Spicy Carrot-coconut Soup Recipe
Total Time: 50 mins
Preparation Time: 20 mins
Cook Time: 30 mins
Ingredients
- Servings: 4
- 2 -3 tablespoons olives or 2 -3 tablespoons sunflower oil
- 2 onions (sliced)
- 3 garlic cloves (coarsely chopped)
- 1 tablespoon ginger (chopped) (optional)
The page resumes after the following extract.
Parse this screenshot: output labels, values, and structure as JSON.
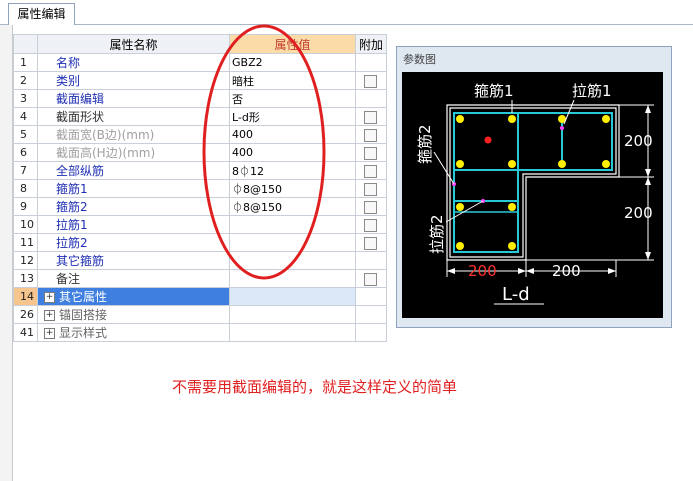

- 1 cayenne pepper (sliced, removing seeds optional)
- 500 -600 g carrots (chopped)
- 4 tomatoes (diced)
- 2 vegetable bouillon cubes
- 1 1/2 liters water
- 400 ml coconut milk
- 1/2 cup cilantro, as garnish
- 1 lime
Recipe
- 1 heat oil in pan at medium, add onion, cayenne pepper and garlic. cook until onion is translucent (taking care not to burn the garlic).
- 2 add chopped carrot and tomato (and ginger, optional) and cook for another 5 or 10 minutes, stirring about every minute.
- 3 add bouillion cubes and water (water should just about immerse the contents of the pan).
- 4 simmer until carrots are tender.
- 5 blend the contents of the pan and return to pan.
- 6 stir in coconut milk and heat through without allowing it to boil.
- 7 serve and add cilantro and lime juice to taste. the lime juice helps mellow out the heat of the cayenne pepper.